Citizen Staff Report
Staff and Wire Reports
PHOENIX – The Arizona Supreme Court put red ink back into the state budget on Tuesday by overturning a provision requiring local governments to pay nearly $30 million to help balance the current state budget.
The ruling on the provision, enacted last year, came on a special-action lawsuit filed directly with the state high court by the League of Arizona Cities and Towns.
The ruling has the effect of worsening the state’s budget trouble for the current fiscal year but relieving some pressure on local governments.
For Tucson, the ruling meant $2.1 million more in city coffers, though the money will not offset any planned cuts.
“Because of the lawsuit, we were expecting not to have to pay it,” finance specialist Wendy Gomez said Monday.
Legislators last weekend approved spending cuts and other changes to close a projected $1.6 billion shortfall in the $9.9 billion state budget, but officials have warned that the state probably will face another shortfall before the end of the fiscal year June 30.
The $29.7 million payment provision was included in the budget that was approved by the Legislature last June at the behest of former Gov. Janet Napolitano.
A lawyer for the state argued that the provision merely reclaimed some of the money that the state regularly distributes to local governments.
However, the court’s unanimous opinion agreed with the cities that the provision was unconstitutional on grounds that it was not an appropriation that could be included in the budget legislation.

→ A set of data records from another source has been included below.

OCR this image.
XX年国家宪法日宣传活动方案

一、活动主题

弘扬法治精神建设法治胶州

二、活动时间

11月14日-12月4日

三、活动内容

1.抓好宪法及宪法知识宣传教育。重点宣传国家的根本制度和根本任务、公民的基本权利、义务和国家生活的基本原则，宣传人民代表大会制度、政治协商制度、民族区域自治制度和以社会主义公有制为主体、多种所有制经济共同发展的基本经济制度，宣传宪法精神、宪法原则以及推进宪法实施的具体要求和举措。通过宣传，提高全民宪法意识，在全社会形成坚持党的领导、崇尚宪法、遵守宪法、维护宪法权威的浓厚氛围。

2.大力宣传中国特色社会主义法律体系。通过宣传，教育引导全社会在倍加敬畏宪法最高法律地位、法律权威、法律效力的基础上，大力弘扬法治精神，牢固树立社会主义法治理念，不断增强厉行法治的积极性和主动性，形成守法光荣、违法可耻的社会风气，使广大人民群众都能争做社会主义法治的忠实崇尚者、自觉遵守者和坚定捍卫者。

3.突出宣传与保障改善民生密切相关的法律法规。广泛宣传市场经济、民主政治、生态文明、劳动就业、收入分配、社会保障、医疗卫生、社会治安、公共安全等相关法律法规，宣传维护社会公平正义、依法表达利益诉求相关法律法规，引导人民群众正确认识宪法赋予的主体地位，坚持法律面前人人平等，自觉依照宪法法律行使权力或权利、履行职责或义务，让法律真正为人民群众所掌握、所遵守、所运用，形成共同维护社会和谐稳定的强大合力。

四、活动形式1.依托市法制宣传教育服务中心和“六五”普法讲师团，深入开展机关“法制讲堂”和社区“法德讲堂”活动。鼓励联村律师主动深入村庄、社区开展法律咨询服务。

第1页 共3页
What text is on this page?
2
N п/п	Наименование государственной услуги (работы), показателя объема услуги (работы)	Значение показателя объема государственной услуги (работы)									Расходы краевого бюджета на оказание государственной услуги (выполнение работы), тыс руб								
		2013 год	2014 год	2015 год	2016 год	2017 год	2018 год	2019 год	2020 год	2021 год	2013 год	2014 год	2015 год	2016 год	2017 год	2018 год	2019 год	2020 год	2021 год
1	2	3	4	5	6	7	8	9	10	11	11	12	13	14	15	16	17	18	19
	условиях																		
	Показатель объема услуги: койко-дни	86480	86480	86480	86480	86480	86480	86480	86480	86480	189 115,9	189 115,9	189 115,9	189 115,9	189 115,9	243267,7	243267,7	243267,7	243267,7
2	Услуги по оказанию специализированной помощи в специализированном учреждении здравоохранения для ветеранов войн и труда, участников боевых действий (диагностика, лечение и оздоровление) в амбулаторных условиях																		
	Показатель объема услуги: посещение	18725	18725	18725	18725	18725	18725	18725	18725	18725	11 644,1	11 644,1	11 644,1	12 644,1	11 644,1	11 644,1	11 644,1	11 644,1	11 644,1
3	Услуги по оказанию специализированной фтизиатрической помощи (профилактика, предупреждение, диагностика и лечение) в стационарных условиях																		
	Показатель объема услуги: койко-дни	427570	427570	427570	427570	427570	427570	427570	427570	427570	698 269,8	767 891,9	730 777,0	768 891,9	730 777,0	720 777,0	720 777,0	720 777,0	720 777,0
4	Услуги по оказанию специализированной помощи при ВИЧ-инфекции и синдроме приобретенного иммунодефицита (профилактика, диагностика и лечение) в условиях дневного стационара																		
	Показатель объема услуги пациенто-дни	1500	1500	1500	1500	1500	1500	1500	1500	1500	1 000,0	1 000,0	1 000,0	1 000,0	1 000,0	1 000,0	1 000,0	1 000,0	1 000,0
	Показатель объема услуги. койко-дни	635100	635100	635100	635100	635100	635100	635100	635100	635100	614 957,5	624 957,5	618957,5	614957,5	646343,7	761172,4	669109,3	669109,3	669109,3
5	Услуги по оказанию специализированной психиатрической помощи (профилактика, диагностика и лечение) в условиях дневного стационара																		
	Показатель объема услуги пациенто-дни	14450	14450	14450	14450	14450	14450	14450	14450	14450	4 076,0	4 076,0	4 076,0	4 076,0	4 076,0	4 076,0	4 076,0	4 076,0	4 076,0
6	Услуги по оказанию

“The Legislature did not expressly attach the assessed amount to any public revenue that it had previously set aside for the cities and towns,” Vice Chief Justice Rebecca White Berch wrote. “Because (the provision) fails to identify any prior appropriation, it fails to meet the definition of an appropriation.”
Justice W. Scott Bales and another Napolitano appointee wrote separately to say that the budget would have been written to legally deduct the $29.7 million from money paid to local governments.
The ruling, Bales wrote, not only honors the Arizona Constitution’s provisions on appropriations “but also promotes accountability and transparency in the state’s budgeting process.”
The judge’s statement, however, doesn’t altogether clarify the process by which the state can decrease its contribution to local governments.
“The court did not decide some of the other legal issues that were raised,” Tucson City Attorney Mike Rankin said Tuesday.
Local officials still worry that chunks of highway-user fund money, urban revenue-sharing money or even the tax-increment financing funds that support downtown development could be withdrawn.
The ruling did not specify whether the Legislature would need a super-majority to pass such measures.
Gov. Jan Brewer, a Republican who replaced her Democratic predecessor on Jan. 20, issued a statement saying she agreed with the Supreme Court’s ruling and would review options with legislative leaders.
The payment requirement “appears to be the latest example of unsound and improper budget management decisions that have contributed significantly to state budget impacts being felt throughout Arizona,” Brewer said.